In practice, this also meant that political crises were experienced as family crises, as was the case with the dramatic events of 1877, when President Patrice McMahon dissolved the government and called for new elections with the hopes of securing a royalist majority. The crisis threatened not only the republican project, but also marriage prospects and family fortunes, which helps explain why managing it became an all-hands-on-deck exercise. While Foley does her best to shed light on the political agency of men and women, here we clearly see the gendered limits that bourgeois family norms imposed on direct action. The men actively campaigned in the public sphere, while the women communicated their concerns through private letters and discussions, their only immediate channels of influence. But republican intimacy also allowed women to exert influence in more circuitous ways. Following Laurent-Pichat's death in 1886, the women in his family diligently set about in constructing a family archive—an archive that “reveals the creation of the Republic as a project pursued in collaboration by family members, not just the work of the men in political roles” (164).

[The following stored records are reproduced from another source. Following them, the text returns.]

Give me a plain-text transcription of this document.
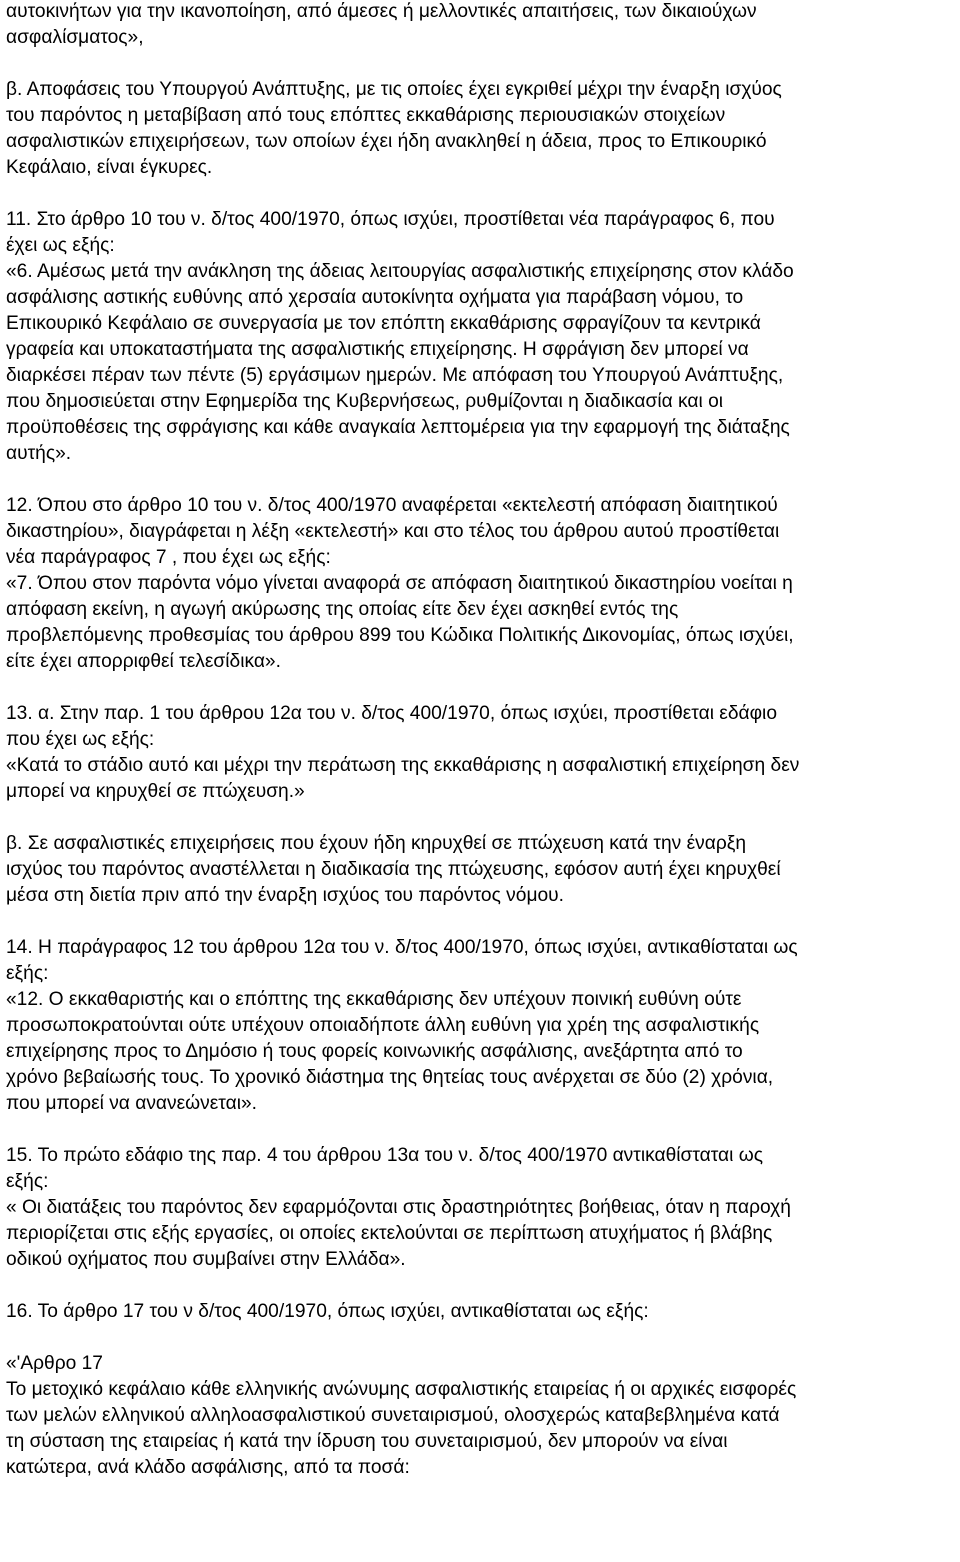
αυτοκινήτων για την ικανοποίηση, από άμεσες ή μελλοντικές απαιτήσεις, των δικαιούχων
ασφαλίσματος»,
β. Αποφάσεις του Υπουργού Ανάπτυξης, με τις οποίες έχει εγκριθεί μέχρι την έναρξη ισχύος
του παρόντος η μεταβίβαση από τους επόπτες εκκαθάρισης περιουσιακών στοιχείων
ασφαλιστικών επιχειρήσεων, των οποίων έχει ήδη ανακληθεί η άδεια, προς το Επικουρικό
Κεφάλαιο, είναι έγκυρες.
11. Στο άρθρο 10 του ν. δ/τος 400/1970, όπως ισχύει, προστίθεται νέα παράγραφος 6, που
έχει ως εξής:
«6. Αμέσως μετά την ανάκληση της άδειας λειτουργίας ασφαλιστικής επιχείρησης στον κλάδο
ασφάλισης αστικής ευθύνης από χερσαία αυτοκίνητα οχήματα για παράβαση νόμου, το
Επικουρικό Κεφάλαιο σε συνεργασία με τον επόπτη εκκαθάρισης σφραγίζουν τα κεντρικά
γραφεία και υποκαταστήματα της ασφαλιστικής επιχείρησης. Η σφράγιση δεν μπορεί να
διαρκέσει πέραν των πέντε (5) εργάσιμων ημερών. Με απόφαση του Υπουργού Ανάπτυξης,
που δημοσιεύεται στην Εφημερίδα της Κυβερνήσεως, ρυθμίζονται η διαδικασία και οι
προϋποθέσεις της σφράγισης και κάθε αναγκαία λεπτομέρεια για την εφαρμογή της διάταξης
αυτής».
12. Όπου στο άρθρο 10 του ν. δ/τος 400/1970 αναφέρεται «εκτελεστή απόφαση διαιτητικού
δικαστηρίου», διαγράφεται η λέξη «εκτελεστή» και στο τέλος του άρθρου αυτού προστίθεται
νέα παράγραφος 7 , που έχει ως εξής:
«7. Όπου στον παρόντα νόμο γίνεται αναφορά σε απόφαση διαιτητικού δικαστηρίου νοείται η
απόφαση εκείνη, η αγωγή ακύρωσης της οποίας είτε δεν έχει ασκηθεί εντός της
προβλεπόμενης προθεσμίας του άρθρου 899 του Κώδικα Πολιτικής Δικονομίας, όπως ισχύει,
είτε έχει απορριφθεί τελεσίδικα».
13. α. Στην παρ. 1 του άρθρου 12α του ν. δ/τος 400/1970, όπως ισχύει, προστίθεται εδάφιο
που έχει ως εξής:
«Κατά το στάδιο αυτό και μέχρι την περάτωση της εκκαθάρισης η ασφαλιστική επιχείρηση δεν
μπορεί να κηρυχθεί σε πτώχευση.»
β. Σε ασφαλιστικές επιχειρήσεις που έχουν ήδη κηρυχθεί σε πτώχευση κατά την έναρξη
ισχύος του παρόντος αναστέλλεται η διαδικασία της πτώχευσης, εφόσον αυτή έχει κηρυχθεί
μέσα στη διετία πριν από την έναρξη ισχύος του παρόντος νόμου.
14. Η παράγραφος 12 του άρθρου 12α του ν. δ/τος 400/1970, όπως ισχύει, αντικαθίσταται ως
εξής:
«12. Ο εκκαθαριστής και ο επόπτης της εκκαθάρισης δεν υπέχουν ποινική ευθύνη ούτε
προσωποκρατούνται ούτε υπέχουν οποιαδήποτε άλλη ευθύνη για χρέη της ασφαλιστικής
επιχείρησης προς το Δημόσιο ή τους φορείς κοινωνικής ασφάλισης, ανεξάρτητα από το
χρόνο βεβαίωσής τους. Το χρονικό διάστημα της θητείας τους ανέρχεται σε δύο (2) χρόνια,
που μπορεί να ανανεώνεται».
15. Το πρώτο εδάφιο της παρ. 4 του άρθρου 13α του ν. δ/τος 400/1970 αντικαθίσταται ως
εξής:
« Οι διατάξεις του παρόντος δεν εφαρμόζονται στις δραστηριότητες βοήθειας, όταν η παροχή
περιορίζεται στις εξής εργασίες, οι οποίες εκτελούνται σε περίπτωση ατυχήματος ή βλάβης
οδικού οχήματος που συμβαίνει στην Ελλάδα».
16. Το άρθρο 17 του ν δ/τος 400/1970, όπως ισχύει, αντικαθίσταται ως εξής:
«'Αρθρο 17
Το μετοχικό κεφάλαιο κάθε ελληνικής ανώνυμης ασφαλιστικής εταιρείας ή οι αρχικές εισφορές
των μελών ελληνικού αλληλοασφαλιστικού συνεταιρισμού, ολοσχερώς καταβεβλημένα κατά
τη σύσταση της εταιρείας ή κατά την ίδρυση του συνεταιρισμού, δεν μπορούν να είναι
κατώτερα, ανά κλάδο ασφάλισης, από τα ποσά:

Léon Laurent-Pichat is a fascinating case study because his life was simultaneously exceptional and mundane (he was never a bohemian or a political extremist). This, of course, is the biographer's curse, for readers might wonder what is representative of broader trends in familial relationships and republican practices in France and what is extraordinary. A bastard who died unmarried may seem like an inauspicious specimen for the investigation of bourgeois intimacy. However, the primacy of the sentimental family model is corroborated by the very fact that it was so wholeheartedly embraced by someone who stood outside of the norms. Furthermore, by comparing Laurent-Pichat's experiences with those of other republican figures, Foley makes a persuasive argument that it was not just that nineteenth-century French republicanism was an intimate affair, but that intimate bonds were an important element in explaining the eventual republican triumph.